You'll never go broke in rightwingworld telling the rubes them there big cities is
turrible places
just like Mr. Trump says -- and it's even better when you're geographically located in one; the rubes never ask why you and the rest of the staff of your conservative publication don't leave Sodom and come join them in the heaven that is Fritters, Alabama, so you never even have to admit to them that you
prefer city living, and can instead just pass yourself off as a kind friend who endures the liberals and
lakes of bum poo and other horrors of urban life merely as a selfless journalistic mission.
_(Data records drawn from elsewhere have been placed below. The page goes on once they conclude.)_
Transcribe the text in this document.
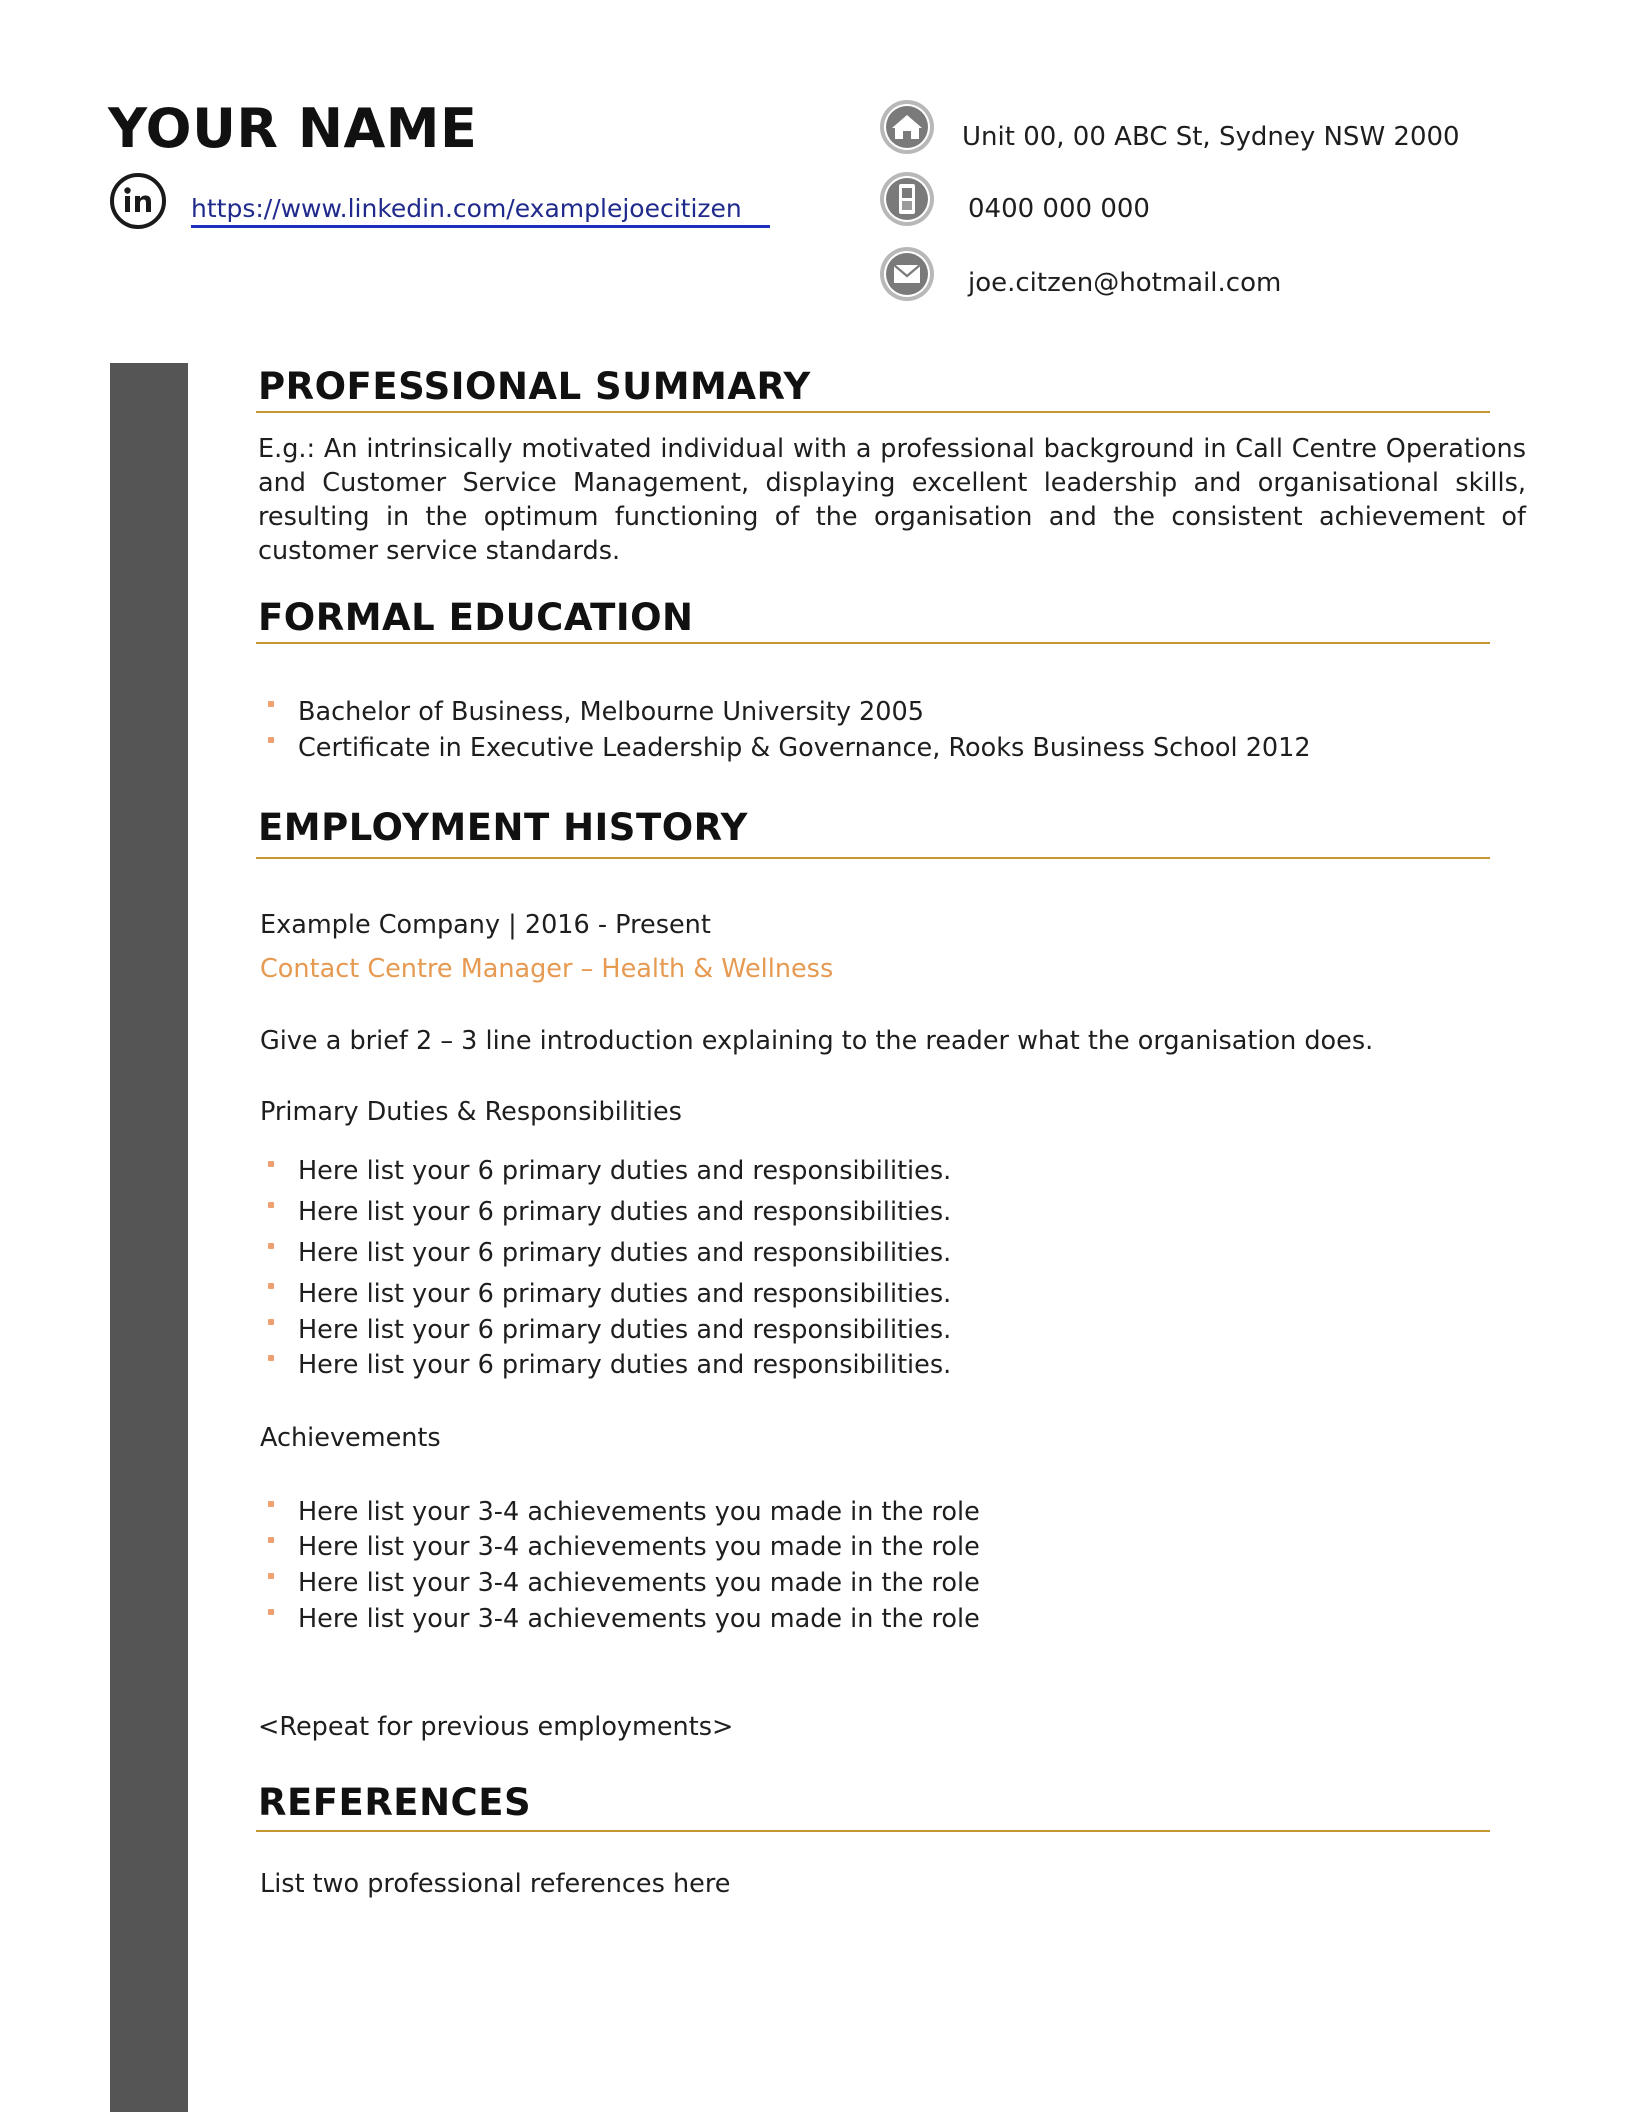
YOUR NAME
https://www.linkedin.com/examplejoecitizen
Unit 00, 00 ABC St, Sydney NSW 2000
0400 000 000
joe.citzen@hotmail.com
PROFESSIONAL SUMMARY

E.g.: An intrinsically motivated individual with a professional background in Call Centre Operations and Customer Service Management, displaying excellent leadership and organisational skills, resulting in the optimum functioning of the organisation and the consistent achievement of customer service standards.

FORMAL EDUCATION
Bachelor of Business, Melbourne University 2005
Certificate in Executive Leadership & Governance, Rooks Business School 2012
EMPLOYMENT HISTORY
Example Company | 2016 - Present
Contact Centre Manager – Health & Wellness
Give a brief 2 – 3 line introduction explaining to the reader what the organisation does.
Primary Duties & Responsibilities
Here list your 6 primary duties and responsibilities.
Here list your 6 primary duties and responsibilities.
Here list your 6 primary duties and responsibilities.
Here list your 6 primary duties and responsibilities.
Here list your 6 primary duties and responsibilities.
Here list your 6 primary duties and responsibilities.
Achievements
Here list your 3-4 achievements you made in the role
Here list your 3-4 achievements you made in the role
Here list your 3-4 achievements you made in the role
Here list your 3-4 achievements you made in the role
<Repeat for previous employments>
REFERENCES
List two professional references here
Ellie Bufkin of The Federalist is one such, and she is here to tell you that
The $15 Minimum Wage Is Wreaking Havoc On New York City Dining
None of my friends back in my old hometown report any such thing, but they have no motivation to put anything over on me; so, though New Yorkers are still and as always
paying outrageous prices for entree to hot spots, Bufkin wants you to think it's all up with the place: Coffee Shop, a joint that was long in the tooth when I lived in New York, recently closed and the owner told a reporter, "The rents are very high and now the minimum wage is going up and we have a huge number of employees." Hmmm, skyrocketing rents in downtown Manhattan, or waiters get a few hundred extra bucks a month -- which one do
you think is more likely to convince a restauranteur it's time to move on to the next big thing? Bufkin, you won't be stunned to learn, picks the latter, calling Coffee Shop "the most recent victim" of the $15 wage, which she claims "has forced several New York City businesses to shutter their doors and will claim many more victims soon." She gives no citation for that claim -- not even some schnorrer blaming his busted venture on the commies' economic warfare -- but consider her audience: they imagine Boss Smith paying Lame Pete $15/hr to sling hash at Lutiebelle's and think these slickers must be plumb crazy.
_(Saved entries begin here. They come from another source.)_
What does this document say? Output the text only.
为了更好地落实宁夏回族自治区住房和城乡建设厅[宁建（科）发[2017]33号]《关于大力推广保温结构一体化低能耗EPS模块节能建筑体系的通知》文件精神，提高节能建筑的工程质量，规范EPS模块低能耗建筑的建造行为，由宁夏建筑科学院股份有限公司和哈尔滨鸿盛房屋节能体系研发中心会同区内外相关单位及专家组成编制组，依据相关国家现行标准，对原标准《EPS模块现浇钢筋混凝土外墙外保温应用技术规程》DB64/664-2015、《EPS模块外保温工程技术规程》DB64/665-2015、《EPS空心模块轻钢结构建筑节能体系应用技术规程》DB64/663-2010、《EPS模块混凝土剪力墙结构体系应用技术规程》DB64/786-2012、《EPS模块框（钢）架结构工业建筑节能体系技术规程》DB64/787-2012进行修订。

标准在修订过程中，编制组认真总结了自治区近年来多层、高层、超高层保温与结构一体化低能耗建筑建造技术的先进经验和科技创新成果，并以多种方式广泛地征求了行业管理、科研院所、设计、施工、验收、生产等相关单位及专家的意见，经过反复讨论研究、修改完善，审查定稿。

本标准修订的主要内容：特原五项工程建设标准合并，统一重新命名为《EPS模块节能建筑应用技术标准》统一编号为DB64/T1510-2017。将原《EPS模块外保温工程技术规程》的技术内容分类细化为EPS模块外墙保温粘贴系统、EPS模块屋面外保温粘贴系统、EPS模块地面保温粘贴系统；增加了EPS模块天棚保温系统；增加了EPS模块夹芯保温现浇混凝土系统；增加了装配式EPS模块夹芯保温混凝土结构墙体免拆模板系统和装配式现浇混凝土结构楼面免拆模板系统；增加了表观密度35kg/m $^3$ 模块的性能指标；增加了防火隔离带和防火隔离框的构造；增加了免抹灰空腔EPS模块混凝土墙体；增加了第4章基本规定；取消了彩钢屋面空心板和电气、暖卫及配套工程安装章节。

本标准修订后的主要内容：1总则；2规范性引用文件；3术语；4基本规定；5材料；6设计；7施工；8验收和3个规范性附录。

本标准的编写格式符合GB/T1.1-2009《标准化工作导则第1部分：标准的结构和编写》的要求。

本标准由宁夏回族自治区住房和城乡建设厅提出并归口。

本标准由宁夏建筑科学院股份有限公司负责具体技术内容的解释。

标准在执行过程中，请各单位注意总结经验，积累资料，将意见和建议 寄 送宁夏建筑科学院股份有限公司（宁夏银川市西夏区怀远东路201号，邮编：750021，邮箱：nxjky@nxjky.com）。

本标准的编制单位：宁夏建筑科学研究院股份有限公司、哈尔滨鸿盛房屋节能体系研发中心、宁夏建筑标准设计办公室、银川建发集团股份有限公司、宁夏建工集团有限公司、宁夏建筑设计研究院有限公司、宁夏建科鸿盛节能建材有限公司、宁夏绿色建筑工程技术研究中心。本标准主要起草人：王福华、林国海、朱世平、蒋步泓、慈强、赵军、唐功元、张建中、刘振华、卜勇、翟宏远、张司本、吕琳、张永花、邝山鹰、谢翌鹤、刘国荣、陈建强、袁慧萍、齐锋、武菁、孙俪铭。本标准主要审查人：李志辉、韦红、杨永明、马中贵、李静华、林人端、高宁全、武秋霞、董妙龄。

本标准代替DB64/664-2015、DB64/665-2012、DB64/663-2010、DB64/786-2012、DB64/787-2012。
In closing Bufkin paints this grim picture:
Eventually, minimum wage laws and other prohibitive regulations will cause the world-renowned restaurant life in cities like New York, DC, and San Francisco to cease to exist. The staff skill levels will drop, the number of servers and bartenders will never be enough, and the only survivors will be fast-casual chains with low overhead and deep pockets.
New York’s new look will be vacant storefronts between an occasional Pret-a-Manger or the public restroom formerly known as Starbucks. But don’t worry. That charming, downtown studio apartment will still run about $5,000 per month for the privilege of proximity to all that culture.
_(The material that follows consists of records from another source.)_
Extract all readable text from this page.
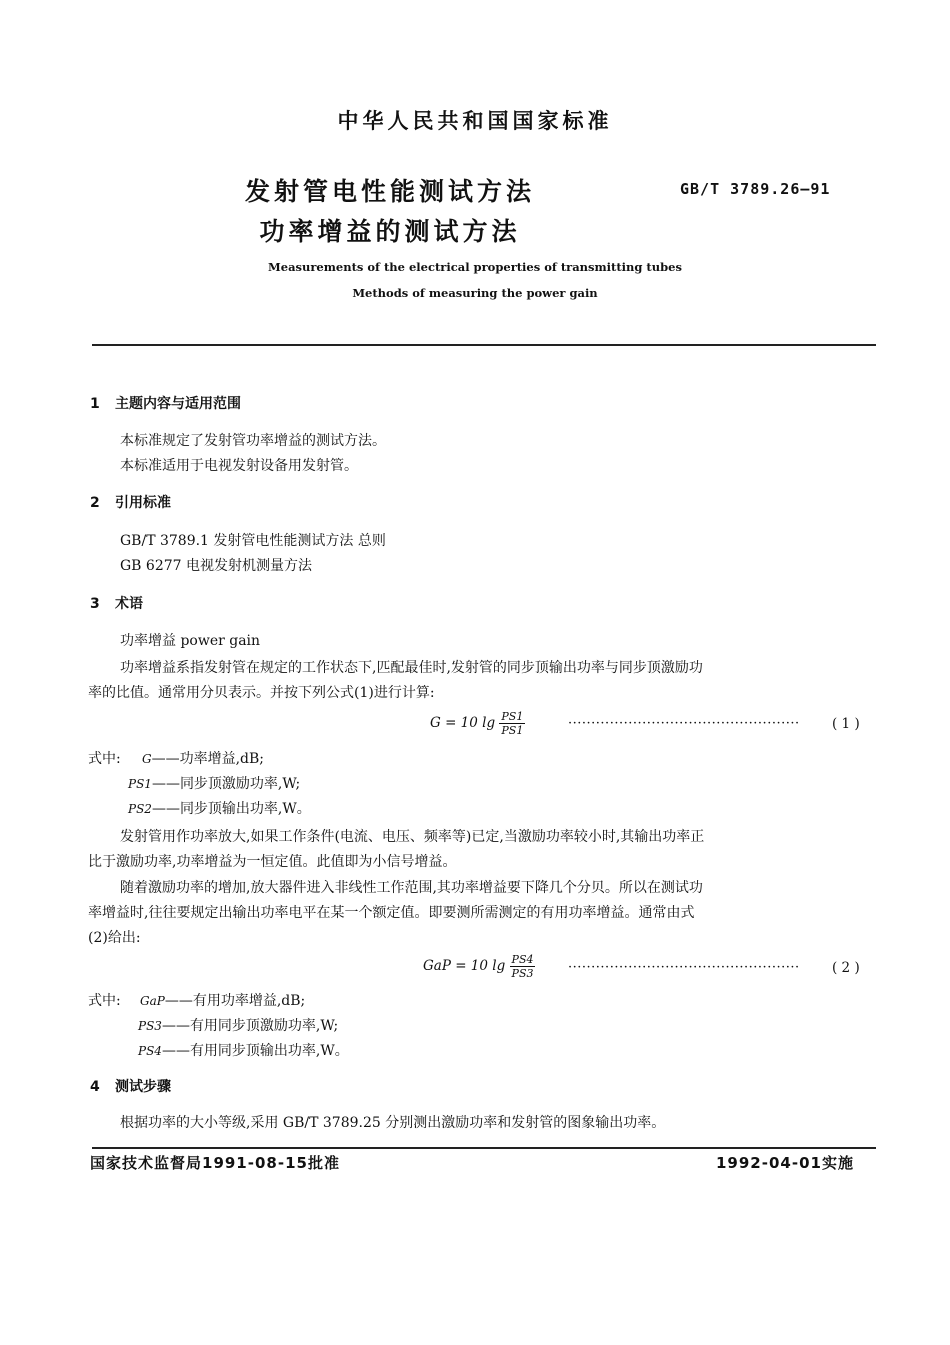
中华人民共和国国家标准
发射管电性能测试方法
功率增益的测试方法
GB/T 3789.26—91
Measurements of the electrical properties of transmitting tubes
Methods of measuring the power gain
1 主题内容与适用范围
本标准规定了发射管功率增益的测试方法。
本标准适用于电视发射设备用发射管。
2 引用标准
GB/T 3789.1 发射管电性能测试方法 总则
GB 6277 电视发射机测量方法
3 术语
功率增益 power gain
功率增益系指发射管在规定的工作状态下,匹配最佳时,发射管的同步顶输出功率与同步顶激励功
率的比值。通常用分贝表示。并按下列公式(1)进行计算:
G = 10 $\lg \frac{PS1}{PS1}$	·················································· ( 1 )
式中: G——功率增益,dB;
PS1——同步顶激励功率,W;
PS2——同步顶输出功率,W。
发射管用作功率放大,如果工作条件(电流、电压、频率等)已定,当激励功率较小时,其输出功率正
比于激励功率,功率增益为一恒定值。此值即为小信号增益。
随着激励功率的增加,放大器件进入非线性工作范围,其功率增益要下降几个分贝。所以在测试功
率增益时,往往要规定出输出功率电平在某一个额定值。即要测所需测定的有用功率增益。通常由式
(2)给出:
GaP = 10 $\lg \frac{PS4}{PS3}$	·················································· ( 2 )
式中: GaP——有用功率增益,dB;
PS3——有用同步顶激励功率,W;
PS4——有用同步顶输出功率,W。
4 测试步骤
根据功率的大小等级,采用 GB/T 3789.25 分别测出激励功率和发射管的图象输出功率。
国家技术监督局1991-08-15批准	1992-04-01实施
Bufkin seems too young to remember the 70s, so we probably should forgive her for telling such unconvincing urban blight stories -- she only knows them as a trope from the wingnut propaganda manual. Besides, even smarter conservatives have tried this shit -- like Joe Lhota, who told everyone when Bill de Blasio was running for Mayor in 2013 that
de Blasio was going to turn the town back into Death Wish meets Escape from New York. Conservatives all
agreed that New York was doomed -- and when, four years later, de Blasio's New York reported record low crime rates, they
screamed like scalded cats and slunk away. But as soon as people forget, they'll come back and try it again, because there's always someone in some holler, bluff or junction whose self-respect is tied up in believing it.